Bien entendu, les technologies ne remplaceront pas le jugement de l’auditeur, mais l’assisteront plutôt dans la prise de décision en proposant des solutions possibles que le logiciel a appris des pratiques et expériences passées (Machine Learning).
Les systèmes informatiques cognitifs sont en outre appelés à devenir plus efficaces, capables d’anticiper de mieux en mieux les problèmes et de modéliser de nouvelles solutions, à mesure qu’ils acquièrent une connaissance des pratiques passées. À terme, la technologie permettra une surveillance continue des systèmes du client, une résolution des erreurs ou des anomalies en temps réel et par conséquent l’évolution de l’offre d’audit.
Développement de nouveaux services
L’audit est souvent perçu par les actionnaires et les dirigeants comme un coût nécessaire et obligatoire qui n’apporte que peu ou pas de valeur à l’entreprise. Afin d’accroître la pertinence de l’audit, il est nécessaire d’ajouter de la valeur aux clients. Or, les nouveaux outils numériques offrent justement la possibilité d’améliorer la pertinence de l’audit en proposant aux clients de nouveaux services à forte valeur ajoutée.
Grâce aux data analytics, l’auditeur peut par exemple faire des recommandations et proposer des benchmarks (observation des pratiques des autres acteurs du marché) avec des indicateurs et des statistiques. Faire parler les chiffres et expliquer aux clients les différentes étapes par lesquelles sont passées les données à travers les processus internes, constitue en effet une source de valeur pour le client.
En outre, l’identification grâce à l’analytics et aux autres outils d’analyse de données (machine learning, data transformation, data visualisation, robotique…), de transactions inhabituelles ou des opérations atypiques, permettrait aux clients d’améliorer leurs processus et les perfectionner.

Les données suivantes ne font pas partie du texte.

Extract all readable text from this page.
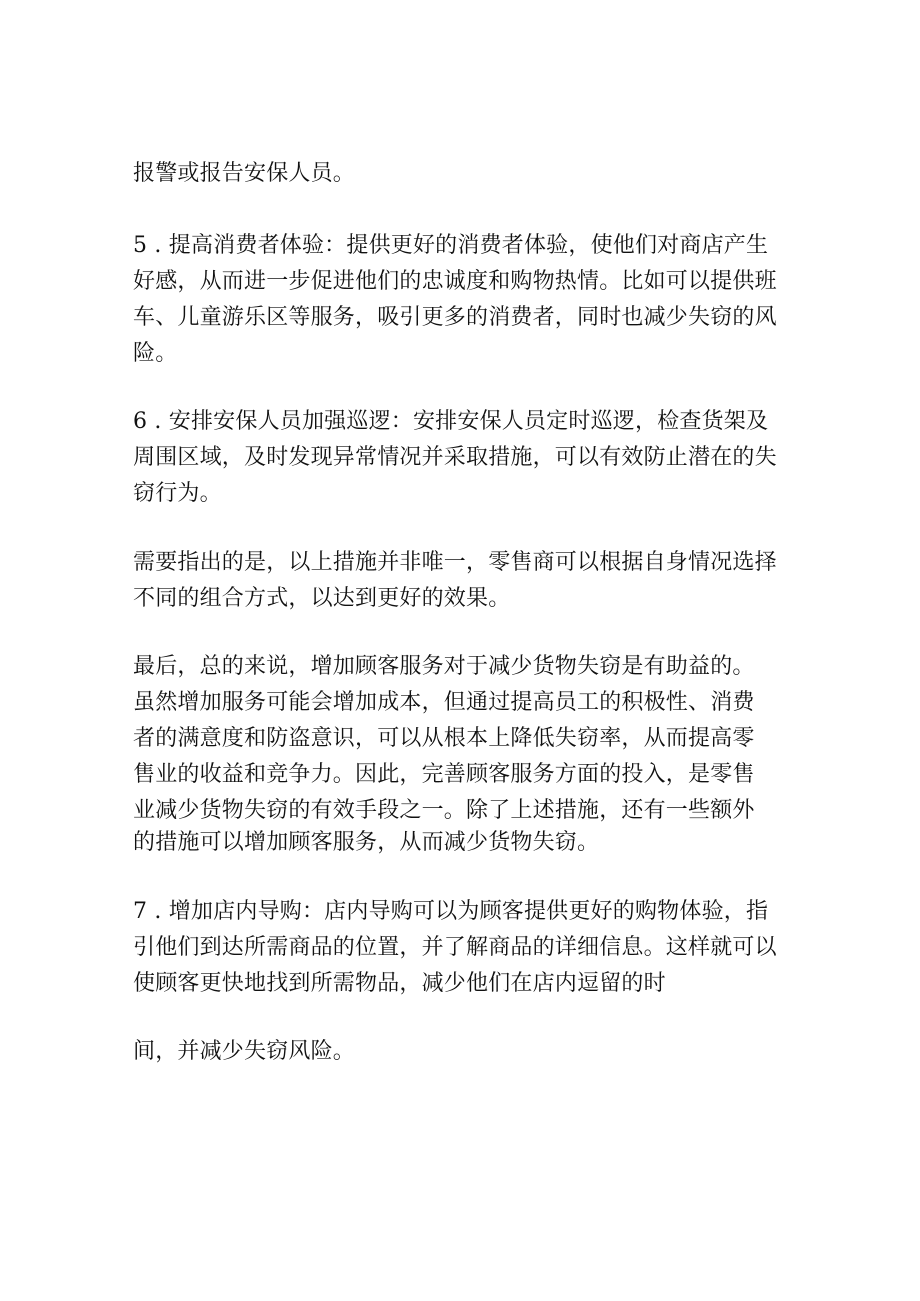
报警或报告安保人员。
5 . 提高消费者体验：提供更好的消费者体验，使他们对商店产生
好感，从而进一步促进他们的忠诚度和购物热情。比如可以提供班
车、儿童游乐区等服务，吸引更多的消费者，同时也减少失窃的风
险。
6 . 安排安保人员加强巡逻：安排安保人员定时巡逻，检查货架及
周围区域，及时发现异常情况并采取措施，可以有效防止潜在的失
窃行为。
需要指出的是，以上措施并非唯一，零售商可以根据自身情况选择
不同的组合方式，以达到更好的效果。
最后，总的来说，增加顾客服务对于减少货物失窃是有助益的。
虽然增加服务可能会增加成本，但通过提高员工的积极性、消费
者的满意度和防盗意识，可以从根本上降低失窃率，从而提高零
售业的收益和竞争力。因此，完善顾客服务方面的投入，是零售
业减少货物失窃的有效手段之一。除了上述措施，还有一些额外
的措施可以增加顾客服务，从而减少货物失窃。
7 . 增加店内导购：店内导购可以为顾客提供更好的购物体验，指
引他们到达所需商品的位置，并了解商品的详细信息。这样就可以
使顾客更快地找到所需物品，减少他们在店内逗留的时
间，并减少失窃风险。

Plus ces outils seront maîtrisés, plus les auditeurs seront à même de faire évoluer l’offre vers une composante prédictive. Les cabinets seront ainsi sollicités pour assister les clients à faire émerger des informations prévisionnelles et pour valider les estimations et prévisions qu’ils ont accomplies. Dans le cadre d’un audit, fournir des données prospectives en plus des données historiques améliorera la confiance du marché.
Par ailleurs, avec les nouvelles technologies digitales l’auditeur peut collecter de nouvelles données, par le passé non exploités, issues des médias sociaux, de la télévision ou d’Internet et déterminer si ces informations ont un impact sur l’audit. Tous ces éléments offrent aux cabinets d’audit la possibilité de faire évoluer leur offre d’audit et de la rendre plus pertinente.
Un nouveau profil d’auditeur
Les technologies numériques auront un impact important sur le futur profil d’auditeur et créeront une culture de l’innovation pour tous les secteurs d’activité des cabinets d’audit.
Outre la gestion des connaissances, le futur auditeur devra se sentir à l’aise avec les outils numériques et développer par conséquent de nouvelles compétences liées à :
- La compréhension rapide de la manière dont les données du client sont conçues et générées ;
- L’extraction et l’analyse des données ;
- La conception d’outils de contrôle et d’interprétation des données.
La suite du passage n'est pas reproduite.